Every week the Thursday Afternoon Art Society of the Women's Club of Dover-Wellesley visits the Boston Museum of Fine Arts for lectures, tours and special exhibits. Last Thursday the Society went to the photography exhibit entitled Ansel Adams: The Eloquent Light. Two ladies stood before a four-panel, seven-foot screen of "The Clearing Storm" in all its mammoth glory. After a suitable pause for appreciation, Dover turned to Wellesley and announced, "We stayed at a little motel up above it and we could see those lights."
The mere mention of a motel in the same breath as an Adams photograph is grotestque; after all, he is the official photo-muralist of the Department of the Interior. But the comment illustrates a fundamental need of the viewer; a photograph must be somehow associable with him. Because he lacks or rejects the use of human scale, Adams' photographs are most effective on three-and four-foot panels. Everything is larger than life; he chooses subjects before which a human being stands tiny and speechless.
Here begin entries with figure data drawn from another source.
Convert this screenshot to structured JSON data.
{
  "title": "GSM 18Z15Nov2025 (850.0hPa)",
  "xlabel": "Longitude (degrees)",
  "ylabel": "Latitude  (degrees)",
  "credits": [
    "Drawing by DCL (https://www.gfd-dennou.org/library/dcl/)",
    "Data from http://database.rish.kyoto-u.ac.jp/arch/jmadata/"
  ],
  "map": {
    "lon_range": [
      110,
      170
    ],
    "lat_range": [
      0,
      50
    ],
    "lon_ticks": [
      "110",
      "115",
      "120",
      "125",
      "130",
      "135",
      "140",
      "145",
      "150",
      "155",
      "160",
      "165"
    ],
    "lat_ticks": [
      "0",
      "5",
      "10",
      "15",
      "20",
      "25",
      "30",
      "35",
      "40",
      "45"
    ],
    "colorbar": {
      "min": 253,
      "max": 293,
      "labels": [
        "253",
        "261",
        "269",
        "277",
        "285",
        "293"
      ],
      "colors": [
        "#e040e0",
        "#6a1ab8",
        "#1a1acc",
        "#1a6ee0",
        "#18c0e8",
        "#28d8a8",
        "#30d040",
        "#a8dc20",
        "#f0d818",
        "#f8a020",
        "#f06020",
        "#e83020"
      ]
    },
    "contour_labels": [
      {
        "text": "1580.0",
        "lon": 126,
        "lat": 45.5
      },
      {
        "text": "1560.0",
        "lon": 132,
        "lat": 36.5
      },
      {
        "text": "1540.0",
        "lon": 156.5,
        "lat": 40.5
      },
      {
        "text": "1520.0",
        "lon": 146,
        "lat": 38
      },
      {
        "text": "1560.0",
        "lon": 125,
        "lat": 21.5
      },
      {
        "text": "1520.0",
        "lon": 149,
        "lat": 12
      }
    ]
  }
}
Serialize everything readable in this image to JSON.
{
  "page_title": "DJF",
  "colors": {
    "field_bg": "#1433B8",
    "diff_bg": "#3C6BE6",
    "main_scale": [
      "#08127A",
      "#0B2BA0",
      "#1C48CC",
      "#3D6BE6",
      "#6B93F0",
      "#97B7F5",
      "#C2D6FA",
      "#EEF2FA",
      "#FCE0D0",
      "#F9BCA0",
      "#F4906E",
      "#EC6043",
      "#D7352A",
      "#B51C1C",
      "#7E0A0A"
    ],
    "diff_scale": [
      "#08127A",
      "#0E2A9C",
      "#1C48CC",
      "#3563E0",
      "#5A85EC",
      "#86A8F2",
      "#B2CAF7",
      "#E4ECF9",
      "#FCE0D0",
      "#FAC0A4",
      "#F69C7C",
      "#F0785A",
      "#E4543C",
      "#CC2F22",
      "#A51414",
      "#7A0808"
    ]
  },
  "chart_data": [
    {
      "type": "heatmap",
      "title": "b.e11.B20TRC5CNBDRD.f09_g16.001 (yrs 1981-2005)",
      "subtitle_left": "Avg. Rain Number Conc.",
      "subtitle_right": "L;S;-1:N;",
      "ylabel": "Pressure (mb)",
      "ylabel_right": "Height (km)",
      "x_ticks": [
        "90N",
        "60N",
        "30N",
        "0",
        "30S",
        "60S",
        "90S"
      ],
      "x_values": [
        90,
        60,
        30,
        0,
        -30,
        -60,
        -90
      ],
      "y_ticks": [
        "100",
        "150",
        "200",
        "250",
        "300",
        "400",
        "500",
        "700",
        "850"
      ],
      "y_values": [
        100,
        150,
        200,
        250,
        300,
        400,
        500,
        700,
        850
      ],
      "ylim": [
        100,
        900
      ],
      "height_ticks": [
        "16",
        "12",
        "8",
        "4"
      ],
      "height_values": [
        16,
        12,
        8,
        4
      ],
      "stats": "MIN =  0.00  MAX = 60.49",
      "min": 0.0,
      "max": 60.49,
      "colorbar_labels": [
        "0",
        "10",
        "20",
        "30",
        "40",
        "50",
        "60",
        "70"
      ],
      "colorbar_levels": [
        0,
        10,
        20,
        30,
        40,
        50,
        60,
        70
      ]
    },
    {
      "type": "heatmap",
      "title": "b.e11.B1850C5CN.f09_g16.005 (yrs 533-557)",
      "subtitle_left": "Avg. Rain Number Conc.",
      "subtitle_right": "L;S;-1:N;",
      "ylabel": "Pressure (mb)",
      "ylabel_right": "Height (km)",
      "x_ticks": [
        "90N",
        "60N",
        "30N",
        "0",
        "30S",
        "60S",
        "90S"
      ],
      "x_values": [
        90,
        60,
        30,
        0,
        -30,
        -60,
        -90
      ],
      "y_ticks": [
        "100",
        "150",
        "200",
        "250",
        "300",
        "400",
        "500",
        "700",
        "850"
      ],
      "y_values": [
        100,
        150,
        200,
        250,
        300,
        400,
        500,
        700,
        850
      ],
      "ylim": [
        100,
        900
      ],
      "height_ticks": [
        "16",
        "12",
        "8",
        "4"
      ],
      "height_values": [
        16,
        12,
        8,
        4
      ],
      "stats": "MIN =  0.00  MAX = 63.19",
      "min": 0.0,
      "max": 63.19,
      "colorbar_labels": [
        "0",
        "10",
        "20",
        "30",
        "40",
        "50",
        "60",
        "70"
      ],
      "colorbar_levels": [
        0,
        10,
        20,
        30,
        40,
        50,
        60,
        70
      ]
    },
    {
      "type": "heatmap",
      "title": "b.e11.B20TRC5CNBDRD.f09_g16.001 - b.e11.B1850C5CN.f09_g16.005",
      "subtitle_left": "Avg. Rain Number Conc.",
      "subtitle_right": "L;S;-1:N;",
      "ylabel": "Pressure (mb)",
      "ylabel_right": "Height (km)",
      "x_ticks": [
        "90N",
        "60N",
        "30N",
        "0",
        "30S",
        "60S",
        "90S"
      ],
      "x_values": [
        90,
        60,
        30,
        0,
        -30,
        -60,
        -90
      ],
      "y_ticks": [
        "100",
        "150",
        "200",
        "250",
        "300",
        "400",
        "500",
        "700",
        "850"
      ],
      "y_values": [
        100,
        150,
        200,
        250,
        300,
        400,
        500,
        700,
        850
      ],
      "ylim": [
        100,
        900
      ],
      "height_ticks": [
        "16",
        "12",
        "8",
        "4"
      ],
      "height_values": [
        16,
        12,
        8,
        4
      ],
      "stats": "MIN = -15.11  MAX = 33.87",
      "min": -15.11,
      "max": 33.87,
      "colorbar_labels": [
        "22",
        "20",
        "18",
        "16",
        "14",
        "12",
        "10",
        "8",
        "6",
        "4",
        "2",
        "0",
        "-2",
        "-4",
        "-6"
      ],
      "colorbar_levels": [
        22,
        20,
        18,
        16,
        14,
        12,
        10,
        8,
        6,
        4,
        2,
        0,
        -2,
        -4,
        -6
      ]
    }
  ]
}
Adams' technique dazzles no less than his subject matter. Because of the limitations of the mechanical process of photography, what the eye sees can never be transposed exactly into film. To plan and to execute perfectly one image of dawn light, in anything approaching its natural subtlety, is a lour de force. To do so repeatedly and faultlessly in hundreds of photographs spanning three decades is a monumental achievement. To want to do it repeatedly and faultlessly for four decades is a monumental firmness of mind.
There is little warmth, however, to relieve the glare of what God hath wrought on the great North American continent and what Ansel Adams hath done to drive it all home. The cumulative effect of the Fine Arts exhibit is somewhat akin to that of being dangled over a chasm for several hours. You admire it, but it scares hell out of you.
Adams, as a founder of "Group f/64" with Edward Weston, became an advocate and practitioner of "straight" photography. Nevertheless, his pictures at times achieve the character of abstract paintings. The enlarged wood-grains of "Detail of Old Wooden Cross' are the strokes of the painter's brush. The suppression of the background of "Rain Forest Kileuea" into middle grays sets off the few black tree trunks in the foreground and gives the jungle a surrealistic quality reminiscent of the paintings of Rousseau.
If the grandeur of the West is already surrealistic, as in "Sand Dunes at Sunrise, Death Valley" (1954), then surrealism is nature and Adams is only its faithful scribe. We must look to his choice of the instant in portraiture or in an urban world to find the mind of the artist shaping its material. The regularity of the natural stonework in "Grand Canvon" is like the automated regularity of the "San Francisco Bay Bridge from Yerbe Buen Island" (1953). Adams chooses to portray the bridge in a straightaway perspective with its vanishing point squarely centered: Beetle-like automobiles march toward infinity in formation, as do the landscapes achieve an effect perilously close to the Canyon's rocks.
The sheer size and exactitude of some of Adams' landscapes achieve an effect perilously close to Cinerama, as in "Winter Frost, Yosemite." Wellesley, openmouthed before all 20 square feet of "Thunderstorm, the Teton Range and Snake River, Wyoming," could finally say of the uncannily highlighted water only "Well, you can see why they call it the Snake River, all right.
Occasionally one can see Adams missing and then discovering the precise size and degree of detail which will exactly convey what he seeks: in "Detail of Meadow Grass, Late Evening" he achieves a delicate, tapestry-like translation of nature; later in "Raindrops on Grass" his enlargement is merely crude, but finally, in the complete abstraction of "Water and Foam," the play of light on form is translated from reality into a perfect work of artifice.
Really, though, the BMFA exhibit is too much of a good and powerful thing. By the time you are facing "Mount Williamstown, from Munzana" (1944); on the last wall of prints, you hardly register the now-familiar enormities around you. You almost pass by untouched, but a piercing ray of sunlight glints off the center middle ground. You look again at the terrifying array of boulders marching out at you. There is a start of recognition.
Beauty hath ever some strangeness; the beauty of Adams' work is strangely cold. It has little of the subtle irony or quick warmth of Cartier-Bresson, for instance; it is not man facing himself, but man facing a huge natural universe. The one real portrait in the show, happily, is magnificent. "Dr. Dexter Perkins" exhibits the photographer as more than a master of the flawless snowscape; it is both artistically and emotionally comprehensible and satisfying. Adams' irritating crispness of vision is relieved in "Woman at Screen Door" by the device of shooting through the screen and using it to soften the subject's face. Otherwise it would be "American Gothic" all over again.
The light of Adams' photographs is indeed eloquent; its intensity and brilliance here may well be temporarily blinding, but the show at the Fine Arts is certainly worth the candle.